“Adam,” humankind’s most-common male ancestor, is from an older era than once thought, living about the same time as genetic “Eve,” a study found.
Using the complete strand of DNA that determines male sex, researchers have determined that Y Chromosome Adam lived 120,000 to 156,000 years ago, overlapping with Mitochondrial Eve, who probably lived 99,000 to 148,000 years ago, according to a paper published today in the journal Science. Researchers previously thought Adam lived 50,000 to 150,000 years ago.
The new data provides a richer picture of the outlines of human history, helping scientists more precisely understand the evolutionary tree. Previous efforts to date a common ancestor didn’t use the whole Y chromosome, leaving undetected the rare variations that help define commonality with past generations.
“When we put it together, we realized we had the very best map at the time of human genetic variation,” Carlos Bustamante, a genetics professor at Stanford University and a study author, said in a telephone interview. “And when we started looking at this classic question, we were getting an answer that was different than before.”
The study analyzed the Y chromosome for 69 men from nine populations, and traced backward to the time of man’s presumed beginnings. Previous estimates for Adam were based on a smaller amount of data and less-diverse population, Bustamante said.
Y chromosomes that carry the same mutations share a common male ancestor in the past. It’s possible to determine how far back that ancestor was by looking at how many mutations differ between the chromosomes: The more mutations that aren’t shared, the longer ago the common ancestor lived.
The common ancestor in today’s study probably isn’t the first, said Jennifer Hughes, a researcher with the Whitehead Institute for Biomedical Research in Cambridge, Massachusetts. Rather, he’s one of probably thousands of very successful and very lucky fathers, whose offspring were also successful. He just happens to be easy to track, thanks to the qualities of these portions of DNA, Hughes said in a telephone interview.

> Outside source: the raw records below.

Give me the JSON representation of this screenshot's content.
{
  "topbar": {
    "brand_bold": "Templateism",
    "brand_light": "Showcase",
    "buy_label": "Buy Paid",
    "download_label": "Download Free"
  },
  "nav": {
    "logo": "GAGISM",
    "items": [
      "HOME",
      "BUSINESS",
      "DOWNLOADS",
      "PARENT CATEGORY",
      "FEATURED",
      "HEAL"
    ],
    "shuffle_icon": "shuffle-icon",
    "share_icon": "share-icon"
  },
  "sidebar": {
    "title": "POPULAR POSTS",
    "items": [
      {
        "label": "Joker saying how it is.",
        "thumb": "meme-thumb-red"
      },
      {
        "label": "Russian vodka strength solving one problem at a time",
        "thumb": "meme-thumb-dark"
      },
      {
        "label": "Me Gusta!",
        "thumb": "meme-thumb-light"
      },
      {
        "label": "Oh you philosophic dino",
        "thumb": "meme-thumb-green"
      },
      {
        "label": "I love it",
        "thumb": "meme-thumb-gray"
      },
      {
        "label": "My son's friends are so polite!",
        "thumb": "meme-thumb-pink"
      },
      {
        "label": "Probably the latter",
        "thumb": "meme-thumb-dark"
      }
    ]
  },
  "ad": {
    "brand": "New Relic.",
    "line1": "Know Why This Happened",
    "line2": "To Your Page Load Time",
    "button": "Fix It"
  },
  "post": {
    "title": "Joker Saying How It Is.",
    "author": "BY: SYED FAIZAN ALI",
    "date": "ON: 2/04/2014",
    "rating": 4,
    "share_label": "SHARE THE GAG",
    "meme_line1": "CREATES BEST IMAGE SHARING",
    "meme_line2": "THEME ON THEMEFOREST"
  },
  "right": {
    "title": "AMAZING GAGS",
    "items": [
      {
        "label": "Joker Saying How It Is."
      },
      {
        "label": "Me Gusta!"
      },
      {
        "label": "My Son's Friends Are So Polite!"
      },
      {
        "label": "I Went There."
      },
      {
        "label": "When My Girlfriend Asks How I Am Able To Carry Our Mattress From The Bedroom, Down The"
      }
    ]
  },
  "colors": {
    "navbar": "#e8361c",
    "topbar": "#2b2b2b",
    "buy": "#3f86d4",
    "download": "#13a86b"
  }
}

The study had the largest number of Y chromosomes anyone has sequenced so far, she said.
Chromosomes are composed of DNA tightly wound around proteins that provide structure. Humans have 23 chromosomes, including two sex chromosomes, X and Y. Women carry two X chromosomes, while men carry an X and a Y.
Ordinarily, during reproduction, DNA strands break apart and rejoin in order to produce genetic variation, creating sequences in offspring that weren’t present in parents. However, the Y chromosome contains the longest stretch of genes that don’t recombine in the entire human genome. This is despite the fact that the Y chromosome changed “a huge amount” over recent evolutionary history, Bustamante said.
Previous research has shown that the Y chromosome used to contain 800 genes 200 million years ago. It’s since shrunk to only 30, though that number has remained stable for the last 25 million years, according to Hughes’s research, which was published in the journal Nature in February 2012.
Since much of the Y doesn’t exchange genetic material with other chromosomes, it’s easier to use to trace common ancestries, according to Bustamante’s paper.
The study used the DNA of individuals from Namibia, the Democratic Republic of Congo, Gabon, Algeria, Pakistan, Cambodia, Siberia and Mexico.
In order to estimate the yearly rate of mutations, Bustamante’s group used a known event: the settlement of the Americas, which occurred 15,000 years ago. Mutations shared by Native Americans must have existed prior to ancestral migration; those that vary must have occurred after.
What’s more, the full Y chromosome data showed ancient branches on the family tree of which Adam is the root, revealing how quickly mutations sprung up and spread throughout the population. The differences in the non-recombining DNA can be used to trace genetic diversity. People who have the same genes in the same places are sorted into what are called haplogroups.
Mitochondrial DNA, like portions of the Y chromosome, is also passed from mothers to offspring without shuffles. That makes it possible to track the foremother of most current humans.
Despite the Adam and Eve nicknames, the two most likely didn’t coexist, Bustamante said. There were other people around when Adam and Eve were alive; these two were simply the most successful at producing surviving offspring.
The relatively few amount of changes make the Y chromosome an excellent way of measuring human migration across the globe, Bustamante said. His group works frequently in Latin America, and Y chromosome data may help distinguish migration events there, he said. More research should also be done in Africa, as that continent has the longest history of human inhabitation, and is relatively understudied.
“It’s interesting when you think something is solved and the question is dead, and then you get more information and it upends itself,” Bustamante said.